⚠️ Here is the issue with AI doing actual work

As I mentioned at the beginning of the year, this would be The year of agents. Not only have we seen leading providers switching their focus to agentic capabilities like computer use, software engineering, and their assistants thinking before answering, but agents have also shown up in the projects we use to do work, a good example being the Notion AI agent announced a few weeks ago.

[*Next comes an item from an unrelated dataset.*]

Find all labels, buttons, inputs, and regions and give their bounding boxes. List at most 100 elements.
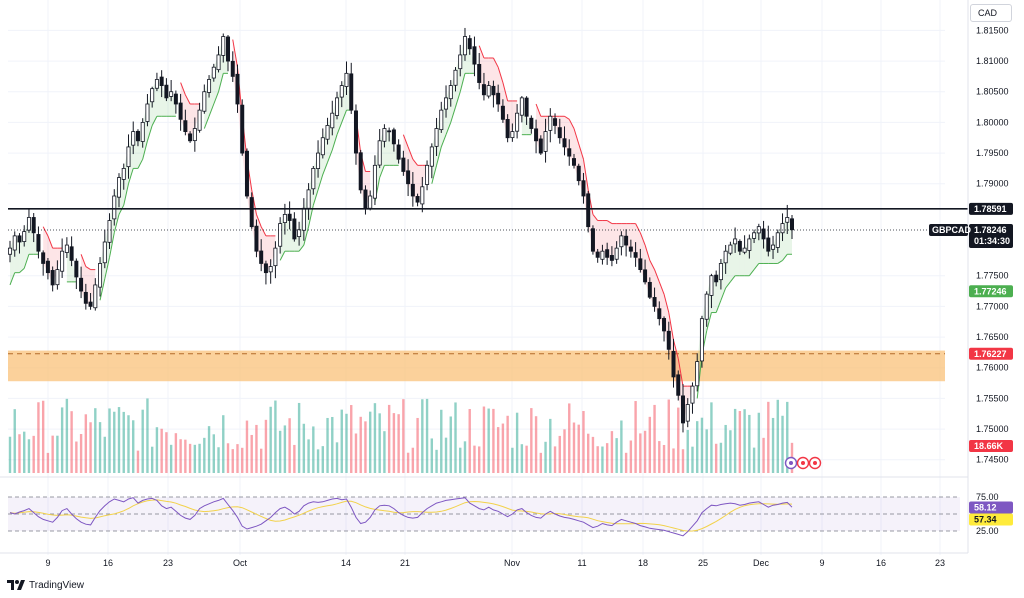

On the one hand, this is great news: AI is doing actual work, automating tasks for us, freeing us to do other things or at least doing more of the things we were doing. At Mantis, for example, we routinely use AI as coding assistants to draft solutions and review our code. We still have to carefully review what the AI is suggesting, but it does accelerate our development cycle. Ethan Mollick, in his newsletter which I highly recommend, also mentioned how he can now use AI to reproduce results from academic papers, something that would have been infeasible to do for most research work before.

Here's the catch though: do we trust what AI did to the extent that we will not thoroughly check the process and results? Here's another example — just a few days ago, a project was delayed by a week, so I asked Notion AI to shift resources and tasks by one week and it did 😮 but did it do it correctly? In order to answer that, I need to spend time carefully checking what AI did. Most of the time this saves me time, but there are also times where it would have been quicker or at least as quick to do it manually.

This also lies at the core of why AI is not here to replace jobs but make us more productive. And irrespective of how accurate AI really is, at the end of the day a human is accountable for the work done. The good news is that AI is pulling its weight lately, delivering actual value instead of being a better search engine 💪